2012-07-31T21:30:00Z 2012-08-01T13:36:09Z Companies break ground for Pig Adventure at Fair Oaks FarmsMelanie Csepiga Times Correspondent
July 31, 2012 9:30 pm  • 

FAIR OAKS | The folks at Fair Oaks Farms, Belstra Milling Co. and the newly created Legacy Farms embarked on an adventure Tuesday with 300 people cheering them.

The official groundbreaking for Legacy Farms' pig production facility and Pig Adventure, an agritourism program that will mimic Fair Oaks' successful Dairy Adventure, drew Lt. Gov.
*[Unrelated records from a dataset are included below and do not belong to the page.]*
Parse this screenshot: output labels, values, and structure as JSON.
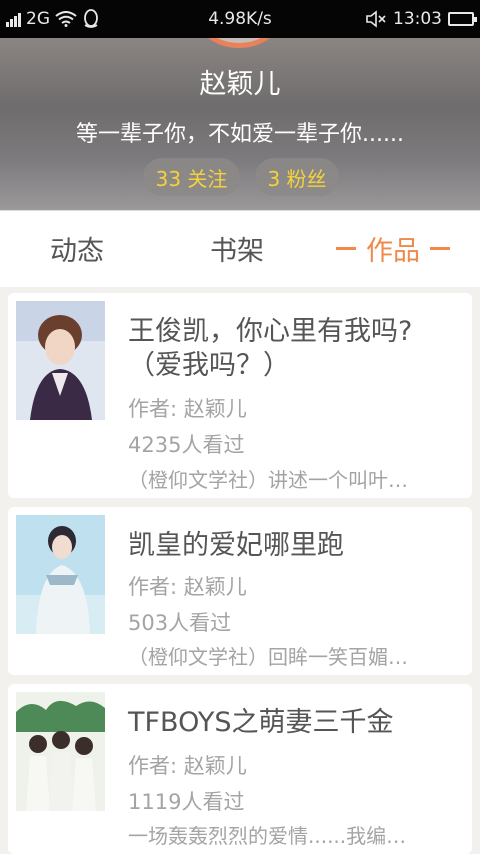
{
  "status_bar": {
    "network": "2G",
    "speed": "4.98K/s",
    "time": "13:03"
  },
  "profile": {
    "name": "赵颖儿",
    "motto": "等一辈子你，不如爱一辈子你......",
    "following": "33 关注",
    "fans": "3 粉丝"
  },
  "tabs": {
    "dynamic": "动态",
    "bookshelf": "书架",
    "works": "作品"
  },
  "works": [
    {
      "title": "王俊凯，你心里有我吗?（爱我吗？）",
      "author": "作者: 赵颖儿",
      "views": "4235人看过",
      "description": "（橙仰文学社）讲述一个叫叶…"
    },
    {
      "title": "凯皇的爱妃哪里跑",
      "author": "作者: 赵颖儿",
      "views": "503人看过",
      "description": "（橙仰文学社）回眸一笑百媚…"
    },
    {
      "title": "TFBOYS之萌妻三千金",
      "author": "作者: 赵颖儿",
      "views": "1119人看过",
      "description": "一场轰轰烈烈的爱情......我编…"
    }
  ],
  "colors": {
    "accent": "#f08a4b",
    "pill_text": "#f5d23c",
    "battery": "#2ecc40"
  }
}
Becky Skillman and several political well-wishers as well as pork producers and those vested in the undertaking.

"This is a wow moment from my vantage point," Skillman said of the pig production and tourism venture.

Malcolm DeKryger of Legacy Farms described what will be a 2,700-sow operation producing 75,000 lean pigs annually in a 110,000-square-foot production area with a second-floor mezzanine for visitor viewing.
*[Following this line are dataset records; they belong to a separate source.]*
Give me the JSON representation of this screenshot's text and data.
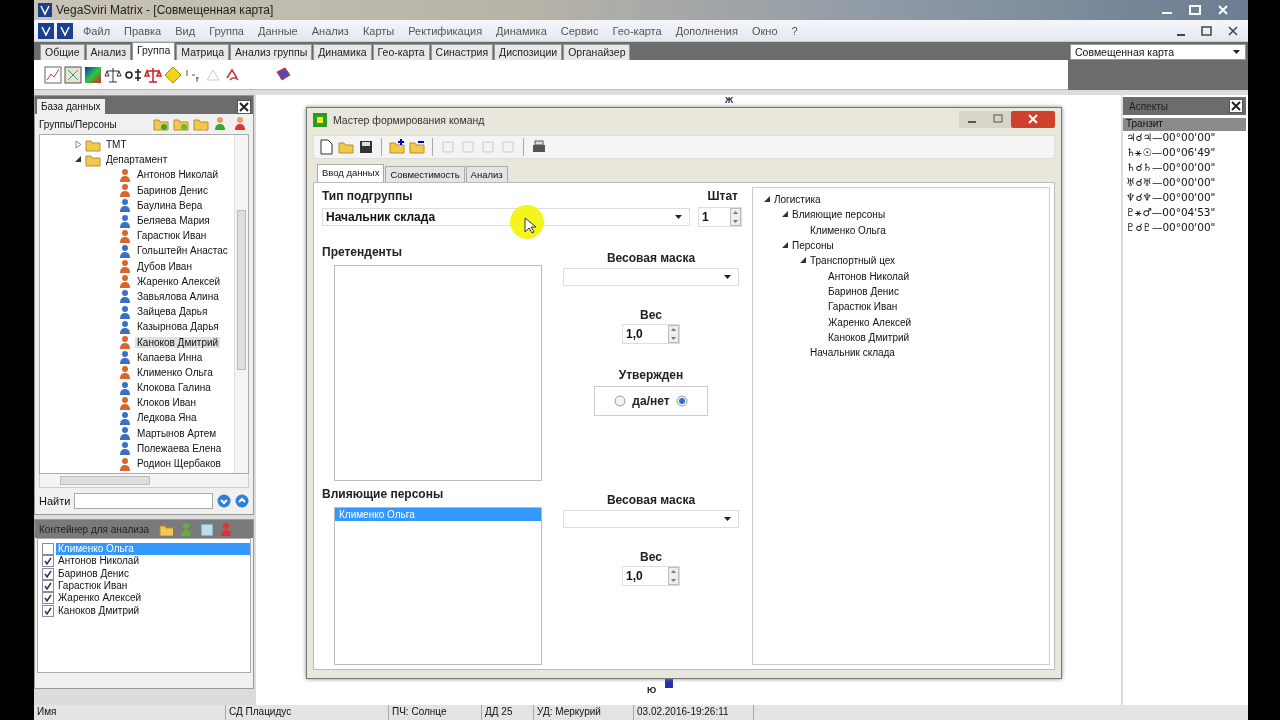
{
  "window": {
    "title": "VegaSviri Matrix - [Совмещенная карта]"
  },
  "menu": [
    "Файл",
    "Правка",
    "Вид",
    "Группа",
    "Данные",
    "Анализ",
    "Карты",
    "Ректификация",
    "Динамика",
    "Сервис",
    "Гео-карта",
    "Дополнения",
    "Окно",
    "?"
  ],
  "ribbon_tabs": [
    {
      "label": "Общие",
      "selected": false
    },
    {
      "label": "Анализ",
      "selected": false
    },
    {
      "label": "Группа",
      "selected": true
    },
    {
      "label": "Матрица",
      "selected": false
    },
    {
      "label": "Анализ группы",
      "selected": false
    },
    {
      "label": "Динамика",
      "selected": false
    },
    {
      "label": "Гео-карта",
      "selected": false
    },
    {
      "label": "Синастрия",
      "selected": false
    },
    {
      "label": "Диспозиции",
      "selected": false
    },
    {
      "label": "Органайзер",
      "selected": false
    }
  ],
  "map_selector": {
    "value": "Совмещенная карта"
  },
  "database_panel": {
    "title": "База данных",
    "subtitle": "Группы/Персоны",
    "search_label": "Найти",
    "tree": [
      {
        "label": "ТМТ",
        "expanded": false
      },
      {
        "label": "Департамент",
        "expanded": true,
        "children": [
          {
            "label": "Антонов Николай",
            "color": "#d9662b",
            "selected": false
          },
          {
            "label": "Баринов Денис",
            "color": "#d9662b",
            "selected": false
          },
          {
            "label": "Баулина Вера",
            "color": "#3a6fc4",
            "selected": false
          },
          {
            "label": "Беляева Мария",
            "color": "#3a6fc4",
            "selected": false
          },
          {
            "label": "Гарастюк Иван",
            "color": "#d9662b",
            "selected": false
          },
          {
            "label": "Гольштейн Анастас",
            "color": "#3a6fc4",
            "selected": false
          },
          {
            "label": "Дубов Иван",
            "color": "#d9662b",
            "selected": false
          },
          {
            "label": "Жаренко Алексей",
            "color": "#d9662b",
            "selected": false
          },
          {
            "label": "Завьялова Алина",
            "color": "#3a6fc4",
            "selected": false
          },
          {
            "label": "Зайцева Дарья",
            "color": "#3a6fc4",
            "selected": false
          },
          {
            "label": "Казырнова Дарья",
            "color": "#3a6fc4",
            "selected": false
          },
          {
            "label": "Каноков Дмитрий",
            "color": "#d9662b",
            "selected": true
          },
          {
            "label": "Капаева Инна",
            "color": "#3a6fc4",
            "selected": false
          },
          {
            "label": "Клименко Ольга",
            "color": "#d9662b",
            "selected": false
          },
          {
            "label": "Клокова Галина",
            "color": "#3a6fc4",
            "selected": false
          },
          {
            "label": "Клоков Иван",
            "color": "#d9662b",
            "selected": false
          },
          {
            "label": "Ледкова Яна",
            "color": "#3a6fc4",
            "selected": false
          },
          {
            "label": "Мартынов Артем",
            "color": "#3a6fc4",
            "selected": false
          },
          {
            "label": "Полежаева Елена",
            "color": "#3a6fc4",
            "selected": false
          },
          {
            "label": "Родион Щербаков",
            "color": "#d9662b",
            "selected": false
          }
        ]
      }
    ]
  },
  "container_panel": {
    "title": "Контейнер для анализа",
    "items": [
      {
        "label": "Клименко Ольга",
        "checked": false,
        "selected": true
      },
      {
        "label": "Антонов Николай",
        "checked": true,
        "selected": false
      },
      {
        "label": "Баринов Денис",
        "checked": true,
        "selected": false
      },
      {
        "label": "Гарастюк Иван",
        "checked": true,
        "selected": false
      },
      {
        "label": "Жаренко Алексей",
        "checked": true,
        "selected": false
      },
      {
        "label": "Каноков Дмитрий",
        "checked": true,
        "selected": false
      }
    ]
  },
  "canvas_labels": [
    "Ж",
    "Ю"
  ],
  "dialog": {
    "title": "Мастер формирования команд",
    "tabs": [
      {
        "label": "Ввод данных",
        "selected": true
      },
      {
        "label": "Совместимость",
        "selected": false
      },
      {
        "label": "Анализ",
        "selected": false
      }
    ],
    "subgroup_type": {
      "label": "Тип подгруппы",
      "value": "Начальник склада"
    },
    "staff": {
      "label": "Штат",
      "value": "1"
    },
    "candidates": {
      "label": "Претенденты"
    },
    "candidates_weights": {
      "mask_label": "Весовая маска",
      "weight_label": "Вес",
      "weight": "1,0"
    },
    "approved": {
      "label": "Утвержден",
      "option": "да/нет",
      "radios": [
        {
          "selected": false
        },
        {
          "selected": true
        }
      ]
    },
    "influencers": {
      "label": "Влияющие персоны",
      "items": [
        {
          "label": "Клименко Ольга",
          "selected": true
        }
      ]
    },
    "influencers_weights": {
      "mask_label": "Весовая маска",
      "weight_label": "Вес",
      "weight": "1,0"
    },
    "tree": [
      {
        "label": "Логистика",
        "expanded": true,
        "children": [
          {
            "label": "Влияющие персоны",
            "expanded": true,
            "children": [
              {
                "label": "Клименко Ольга"
              }
            ]
          },
          {
            "label": "Персоны",
            "expanded": true,
            "children": [
              {
                "label": "Транспортный цех",
                "expanded": true,
                "children": [
                  {
                    "label": "Антонов Николай"
                  },
                  {
                    "label": "Баринов Денис"
                  },
                  {
                    "label": "Гарастюк Иван"
                  },
                  {
                    "label": "Жаренко Алексей"
                  },
                  {
                    "label": "Каноков Дмитрий"
                  }
                ]
              },
              {
                "label": "Начальник склада"
              }
            ]
          }
        ]
      }
    ]
  },
  "aspects_panel": {
    "title": "Аспекты",
    "section": "Транзит",
    "rows": [
      "♃☌♃—00°00'00\"",
      "♄⚹☉—00°06'49\"",
      "♄☌♄—00°00'00\"",
      "♅☌♅—00°00'00\"",
      "♆☌♆—00°00'00\"",
      "♇⚹♂—00°04'53\"",
      "♇☌♇—00°00'00\""
    ]
  },
  "status_bar": [
    "Имя",
    "СД Плацидус",
    "ПЧ: Солнце",
    "ДД 25",
    "УД: Меркурий",
    "03.02.2016-19:26:11"
  ]
}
After DeKryger's presentation, Skillman offered numbers of her own.

Skillman said the "economic engine" of agriculture brings $26 billion to the state's economy each year, and $3 billion of that is from pork production.
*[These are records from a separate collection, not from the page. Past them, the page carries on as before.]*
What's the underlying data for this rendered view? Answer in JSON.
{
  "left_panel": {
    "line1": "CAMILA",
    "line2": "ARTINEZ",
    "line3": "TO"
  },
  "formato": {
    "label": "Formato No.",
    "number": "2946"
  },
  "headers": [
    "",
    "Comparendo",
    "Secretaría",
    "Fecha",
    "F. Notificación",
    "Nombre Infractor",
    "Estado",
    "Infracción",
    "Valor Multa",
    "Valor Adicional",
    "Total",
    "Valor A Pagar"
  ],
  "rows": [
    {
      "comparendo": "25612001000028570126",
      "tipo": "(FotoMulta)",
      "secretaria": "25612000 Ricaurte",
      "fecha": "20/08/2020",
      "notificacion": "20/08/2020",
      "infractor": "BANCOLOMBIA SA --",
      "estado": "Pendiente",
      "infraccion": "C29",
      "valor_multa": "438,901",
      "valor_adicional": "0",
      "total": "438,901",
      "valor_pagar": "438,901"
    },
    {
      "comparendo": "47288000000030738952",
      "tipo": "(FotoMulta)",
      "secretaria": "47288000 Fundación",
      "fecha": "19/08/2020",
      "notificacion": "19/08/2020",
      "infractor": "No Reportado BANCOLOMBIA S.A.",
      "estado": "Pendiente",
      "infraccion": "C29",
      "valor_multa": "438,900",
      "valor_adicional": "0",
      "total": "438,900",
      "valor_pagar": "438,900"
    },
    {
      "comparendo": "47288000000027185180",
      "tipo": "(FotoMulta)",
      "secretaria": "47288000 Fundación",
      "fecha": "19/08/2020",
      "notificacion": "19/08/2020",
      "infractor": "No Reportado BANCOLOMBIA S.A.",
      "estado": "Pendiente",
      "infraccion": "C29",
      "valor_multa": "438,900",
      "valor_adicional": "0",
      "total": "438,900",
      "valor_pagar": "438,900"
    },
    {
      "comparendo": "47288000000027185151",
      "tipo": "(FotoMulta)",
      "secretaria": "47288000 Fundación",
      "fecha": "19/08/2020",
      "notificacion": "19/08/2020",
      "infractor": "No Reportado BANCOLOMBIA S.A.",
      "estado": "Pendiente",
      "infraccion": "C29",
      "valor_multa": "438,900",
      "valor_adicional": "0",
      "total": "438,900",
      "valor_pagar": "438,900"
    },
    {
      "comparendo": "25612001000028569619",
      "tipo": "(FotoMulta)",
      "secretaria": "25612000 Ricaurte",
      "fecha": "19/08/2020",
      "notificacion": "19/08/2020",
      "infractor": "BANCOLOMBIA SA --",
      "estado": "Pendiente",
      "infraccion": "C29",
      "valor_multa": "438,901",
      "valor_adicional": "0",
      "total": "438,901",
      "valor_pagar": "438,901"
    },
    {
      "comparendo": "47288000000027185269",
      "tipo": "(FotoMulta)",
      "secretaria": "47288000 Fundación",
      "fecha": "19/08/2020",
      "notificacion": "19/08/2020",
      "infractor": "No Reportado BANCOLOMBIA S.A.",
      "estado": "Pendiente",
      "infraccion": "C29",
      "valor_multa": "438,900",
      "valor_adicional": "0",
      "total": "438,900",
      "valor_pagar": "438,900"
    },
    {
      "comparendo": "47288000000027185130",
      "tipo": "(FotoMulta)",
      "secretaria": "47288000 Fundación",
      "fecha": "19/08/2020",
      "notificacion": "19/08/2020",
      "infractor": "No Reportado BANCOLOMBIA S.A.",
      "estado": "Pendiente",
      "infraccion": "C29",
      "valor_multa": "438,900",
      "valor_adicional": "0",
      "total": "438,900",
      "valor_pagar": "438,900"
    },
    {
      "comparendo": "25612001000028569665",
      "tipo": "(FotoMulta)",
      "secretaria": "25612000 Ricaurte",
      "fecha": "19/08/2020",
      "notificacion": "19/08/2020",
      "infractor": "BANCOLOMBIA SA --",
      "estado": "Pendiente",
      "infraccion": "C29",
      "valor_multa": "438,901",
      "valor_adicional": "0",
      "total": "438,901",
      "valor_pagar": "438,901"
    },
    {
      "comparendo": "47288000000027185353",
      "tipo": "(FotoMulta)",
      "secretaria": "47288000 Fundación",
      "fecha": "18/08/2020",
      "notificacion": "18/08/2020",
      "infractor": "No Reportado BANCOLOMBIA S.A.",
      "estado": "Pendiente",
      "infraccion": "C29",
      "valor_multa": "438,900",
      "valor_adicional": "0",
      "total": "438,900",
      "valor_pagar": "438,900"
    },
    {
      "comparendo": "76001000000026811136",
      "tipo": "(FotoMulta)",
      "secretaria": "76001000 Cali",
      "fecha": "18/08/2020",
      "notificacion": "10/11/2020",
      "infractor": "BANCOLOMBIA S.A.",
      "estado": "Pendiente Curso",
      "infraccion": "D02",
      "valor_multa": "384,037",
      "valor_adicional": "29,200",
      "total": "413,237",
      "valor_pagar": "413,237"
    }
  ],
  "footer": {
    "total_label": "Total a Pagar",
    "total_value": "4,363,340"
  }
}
The Pig Adventure, its tours and educational center are well supported, Skillman said.

"Agritourism is a very important part of our development plans across the state," she said.

The aim of the newest part of the Fair Oaks Farms complex off Interstate 65 at Exit 220 is to not only produce pigs but bring consumers closer to the process.

Gary Corbett, CEO of Fair Oaks Farms, said fewer than 2 percent of the U.S. population is involved in agricultural production.

"We felt it was important to engage the 98 percent," he said.

Michael Platt of Indiana Park will serve as president of the Pig Adventure.

Platt, a native of Washington, D.C., said he was one of the majority of Americans distanced from food sources.

"I was in my 40s before I had my first conversation with a farmer," he said. "That's why the adventure will address what pig producers do, how they do it and why."

DeKryger said the glassed-in mezzanine feature above the production area will allow visitors to look down on "all the production, all of the time."

Visitors will see births, ultrasounds performed and more. At the Dairy Adventure, "people will sit for hours watching life begin" in the birthing center, he said, and Legacy wants that same experience for its visitors.

That's why Chuck Wildman of Standing Oaks Enterprises, an Ohio pig operation, said he's one of the producers who will be getting his pigs from Legacy.

"I'm involved because ... it will be transparent. It's the first of its kind," he said. "We want folks to see that human and animal interaction, to experience it for themselves."

Fair Oaks Farms is the country's largest agritourism destination. Legacy Farms at Fair Oaks Farms will be funded, built and owned by Belstra Milling of DeMotte.

The touring and educational components will be managed and operated by Fair Oaks Farms. Visitors will take a shuttle bus from Fair Oaks' main parking area to the nearby pig farm.